Structural Biology Advances:

• Cryo-electron microscopy for visualization of full-length MMP14 in different conformational states

• Molecular dynamics simulations to understand MMP14 dynamics and substrate interactions

• Integrative structural approaches combining multiple experimental techniques

Gene Editing Technologies:

• CRISPR-based approaches for precise engineering of MMP14 mutations

• Base editing for introducing specific amino acid changes to study structure-function relationships

• In vivo somatic gene editing to study tissue-specific MMP14 functions

Proteomics and Interactomics:

• Proximity labeling methods (BioID, APEX) to identify MMP14 interaction partners in living cells

• Degradomics to comprehensively identify MMP14 substrates in different contexts

• Crosslinking mass spectrometry to map protein interaction surfaces

These technologies promise to provide unprecedented insights into MMP14 biology, potentially leading to new therapeutic strategies for MMP14-related disorders.

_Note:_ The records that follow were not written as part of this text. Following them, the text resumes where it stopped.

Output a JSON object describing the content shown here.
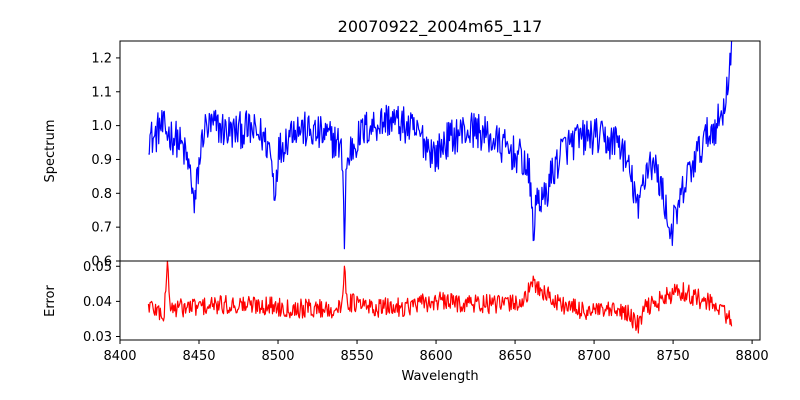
{
  "chart_data": {
    "type": "line",
    "title": "20070922_2004m65_117",
    "xlabel": "Wavelength",
    "xlim": [
      8400,
      8805
    ],
    "xticks": [
      8400,
      8450,
      8500,
      8550,
      8600,
      8650,
      8700,
      8750,
      8800
    ],
    "xtick_labels": [
      "8400",
      "8450",
      "8500",
      "8550",
      "8600",
      "8650",
      "8700",
      "8750",
      "8800"
    ],
    "x_range": [
      8418,
      8787
    ],
    "panels": [
      {
        "name": "spectrum",
        "ylabel": "Spectrum",
        "ylim": [
          0.6,
          1.25
        ],
        "yticks": [
          0.6,
          0.7,
          0.8,
          0.9,
          1.0,
          1.1,
          1.2
        ],
        "ytick_labels": [
          "0.6",
          "0.7",
          "0.8",
          "0.9",
          "1.0",
          "1.1",
          "1.2"
        ],
        "color": "#0000ff",
        "noise_amp": 0.055,
        "anchors": [
          [
            8418,
            0.97
          ],
          [
            8422,
            0.96
          ],
          [
            8425,
            1.0
          ],
          [
            8430,
            0.98
          ],
          [
            8436,
            0.96
          ],
          [
            8440,
            0.93
          ],
          [
            8443,
            0.89
          ],
          [
            8446,
            0.82
          ],
          [
            8447,
            0.74
          ],
          [
            8449,
            0.85
          ],
          [
            8453,
            0.99
          ],
          [
            8460,
            1.0
          ],
          [
            8470,
            0.98
          ],
          [
            8480,
            0.99
          ],
          [
            8490,
            0.97
          ],
          [
            8495,
            0.93
          ],
          [
            8498,
            0.8
          ],
          [
            8500,
            0.92
          ],
          [
            8510,
            1.0
          ],
          [
            8520,
            0.98
          ],
          [
            8530,
            0.97
          ],
          [
            8538,
            0.95
          ],
          [
            8541,
            0.9
          ],
          [
            8542,
            0.64
          ],
          [
            8543,
            0.86
          ],
          [
            8546,
            0.93
          ],
          [
            8555,
            0.99
          ],
          [
            8570,
            1.02
          ],
          [
            8580,
            1.0
          ],
          [
            8590,
            0.97
          ],
          [
            8600,
            0.91
          ],
          [
            8605,
            0.95
          ],
          [
            8615,
            0.98
          ],
          [
            8625,
            0.99
          ],
          [
            8635,
            0.96
          ],
          [
            8645,
            0.93
          ],
          [
            8655,
            0.9
          ],
          [
            8659,
            0.85
          ],
          [
            8662,
            0.68
          ],
          [
            8664,
            0.8
          ],
          [
            8668,
            0.77
          ],
          [
            8672,
            0.84
          ],
          [
            8680,
            0.93
          ],
          [
            8690,
            0.96
          ],
          [
            8700,
            0.97
          ],
          [
            8710,
            0.95
          ],
          [
            8715,
            0.96
          ],
          [
            8720,
            0.9
          ],
          [
            8726,
            0.8
          ],
          [
            8728,
            0.73
          ],
          [
            8730,
            0.82
          ],
          [
            8735,
            0.9
          ],
          [
            8740,
            0.86
          ],
          [
            8745,
            0.77
          ],
          [
            8748,
            0.68
          ],
          [
            8752,
            0.73
          ],
          [
            8756,
            0.8
          ],
          [
            8760,
            0.86
          ],
          [
            8765,
            0.91
          ],
          [
            8770,
            0.96
          ],
          [
            8775,
            0.99
          ],
          [
            8780,
            1.02
          ],
          [
            8784,
            1.1
          ],
          [
            8786,
            1.2
          ],
          [
            8787,
            1.21
          ]
        ]
      },
      {
        "name": "error",
        "ylabel": "Error",
        "ylim": [
          0.029,
          0.0515
        ],
        "yticks": [
          0.03,
          0.04,
          0.05
        ],
        "ytick_labels": [
          "0.03",
          "0.04",
          "0.05"
        ],
        "color": "#ff0000",
        "noise_amp": 0.0028,
        "anchors": [
          [
            8418,
            0.039
          ],
          [
            8425,
            0.037
          ],
          [
            8428,
            0.036
          ],
          [
            8430,
            0.05
          ],
          [
            8432,
            0.038
          ],
          [
            8450,
            0.0385
          ],
          [
            8470,
            0.039
          ],
          [
            8490,
            0.039
          ],
          [
            8510,
            0.038
          ],
          [
            8530,
            0.038
          ],
          [
            8540,
            0.0375
          ],
          [
            8542,
            0.049
          ],
          [
            8544,
            0.04
          ],
          [
            8560,
            0.038
          ],
          [
            8580,
            0.0385
          ],
          [
            8600,
            0.04
          ],
          [
            8620,
            0.0395
          ],
          [
            8640,
            0.039
          ],
          [
            8655,
            0.04
          ],
          [
            8662,
            0.045
          ],
          [
            8670,
            0.042
          ],
          [
            8675,
            0.04
          ],
          [
            8690,
            0.0375
          ],
          [
            8710,
            0.037
          ],
          [
            8720,
            0.037
          ],
          [
            8728,
            0.033
          ],
          [
            8732,
            0.038
          ],
          [
            8745,
            0.041
          ],
          [
            8755,
            0.043
          ],
          [
            8765,
            0.041
          ],
          [
            8775,
            0.039
          ],
          [
            8782,
            0.037
          ],
          [
            8785,
            0.036
          ],
          [
            8787,
            0.033
          ]
        ],
        "spikes": [
          [
            8430,
            0.0515
          ],
          [
            8542,
            0.05
          ],
          [
            8728,
            0.031
          ]
        ]
      }
    ]
  }
}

How might therapeutic targeting of MMP14 evolve based on current research insights?

The therapeutic landscape for MMP14 is evolving based on deeper understanding of its structure and function:

Current Limitations in MMP Targeting:

• Previous broad-spectrum MMP inhibitors failed in clinical trials due to lack of specificity

• Catalytic site similarity across MMPs makes selective inhibition challenging

• Dual roles of MMP14 in disease (both promoting and protective) complicate therapeutic approaches

Emerging Strategies:

• Highly selective catalytic inhibitors:

  • Structure-based design targeting unique features of the MMP14 catalytic pocket

  • Allosteric inhibitors that bind outside the catalytic site for greater selectivity

  • Exosite inhibitors targeting substrate-binding regions specific to MMP14

• Function-selective approaches:

  • Inhibitors that block specific MMP14 activities (e.g., pro-MMP2 activation) while preserving others

  • Targeting MMP14 in specific contexts (e.g., cancer-specific glycoforms)

  • Hemopexin domain-targeting agents that modulate protein-protein interactions

• Cell-specific delivery:

  • Antibody-drug conjugates targeting MMP14-expressing cells

  • Nanoparticle delivery of MMP14 inhibitors to specific tissues

  • Exploiting MMP14 itself as a trigger for targeted drug release

• Gene therapy approaches:

  • Correction of MMP14 mutations for rare genetic disorders like Winchester syndrome

  • Modulation of MMP14 expression in specific tissues using non-coding RNAs

  • CRISPR-based approaches for precise gene editing

Future Perspectives:
The development of context-specific MMP14 modulators rather than global inhibitors represents the most promising avenue for therapeutic development. Understanding how different MMP14 mutations impact specific functions (as seen with p.R111H vs. p.T17R) provides crucial insights for designing precision medicines for MMP14-related disorders.